Development of this guideline was based on the current body of evidence regarding the opioid-prescribing practices for common otolaryngologic procedures. As determined by the Guideline Development Group’s review of the literature, assessment of current clinical practices, and determination of evidence gaps, research needs were determined as follows:

  1. What are the benefits of preoperative counseling on postoperative pain outcomes?
  2. What is the duration and severity of pain for specific otolaryngology surgical procedures?
  3. How do specific procedural and patient factors modify postoperative pain?
  4. In patients at risk for increased postoperative pain, how is that effectively managed?
  5. What is the optimal way to counsel patients preoperatively?
  6. How have prescription-monitoring-programs influenced management of postoperative pain?
  7. Are there specific predictors of OUD in otolaryngologic surgical patients?
  8. How do opioid risk assessment and postoperative prescribing differ in the pediatric otolaryngologic population?
  9. What interventions reduce risk of OUD for patients after surgery?
  10. Is gabapentin helpful to control postoperative pain and reduce opioid use in otolaryngology patients?
  11. Are some otolaryngology patients at higher risk for cardiovascular morbidity from COX-2 inhibitors?

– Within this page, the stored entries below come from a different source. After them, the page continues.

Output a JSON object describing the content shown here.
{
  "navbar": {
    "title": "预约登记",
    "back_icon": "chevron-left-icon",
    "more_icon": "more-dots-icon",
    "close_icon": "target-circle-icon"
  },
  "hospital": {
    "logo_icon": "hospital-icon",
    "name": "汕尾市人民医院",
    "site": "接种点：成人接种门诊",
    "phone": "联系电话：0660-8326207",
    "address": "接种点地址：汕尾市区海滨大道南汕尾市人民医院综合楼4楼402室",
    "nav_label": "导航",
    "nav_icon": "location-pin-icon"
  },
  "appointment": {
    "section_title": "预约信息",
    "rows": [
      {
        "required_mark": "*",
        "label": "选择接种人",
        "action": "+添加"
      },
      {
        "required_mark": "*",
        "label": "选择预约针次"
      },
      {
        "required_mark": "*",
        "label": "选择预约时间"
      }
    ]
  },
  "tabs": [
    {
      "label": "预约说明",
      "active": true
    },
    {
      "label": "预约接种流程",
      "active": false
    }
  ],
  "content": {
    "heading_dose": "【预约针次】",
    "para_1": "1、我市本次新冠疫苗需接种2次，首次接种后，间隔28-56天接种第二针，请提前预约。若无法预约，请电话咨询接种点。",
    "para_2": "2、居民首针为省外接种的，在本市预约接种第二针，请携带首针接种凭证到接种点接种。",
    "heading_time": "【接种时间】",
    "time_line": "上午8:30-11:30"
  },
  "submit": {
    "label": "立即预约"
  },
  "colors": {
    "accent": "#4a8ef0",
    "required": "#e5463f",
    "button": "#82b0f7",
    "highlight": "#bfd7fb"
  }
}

  12. Which otolaryngology surgical procedures are associated with prolonged opioid use and symptoms of postoperative opioid withdrawal?
  13. What is the risk of bleeding after surgery, by procedure, when using ibuprofen postoperatively?
  14. What specific combinations of medications optimally balance pain control, risks, and cost?
  15. Are scheduled doses of acetaminophen and NSAIDs superior to as-needed regimens?
  16. Does staggering the timing of acetaminophen and NSAIDs improve postoperative pain control?
  17. What are the current trends in opioid prescribing for otolaryngologic surgery, and what are the key factors (eg, patient awareness, patient education, provider awareness, and provider education) that affect the trends?
  18. When nonopioids are used as first-line therapy, what is the impact on opioid consumption?
  19. What are the usual durations for opioid therapy after each of the most common otolaryngologic surgical procedures?
  20. What is the best strategy to de-escalate postoperative pain treatment?
  21. What percentage of patients dispose of unused opioids after recovery from otolaryngologic surgery?
  22. What is the most effective educational approach to promote disposal of unused opioids?
  23. Do the expectations of the duration and severity of surgical pain by providers correlate with postoperative assessments by patients?
  24. What are optimal measurements/scales for pain and indicators for quality of recovery after otolaryngology surgery?
  25. Are there racial or gender biases that impact the prescribing of opioids, the education about opioids, or risk of developing OUD after surgery?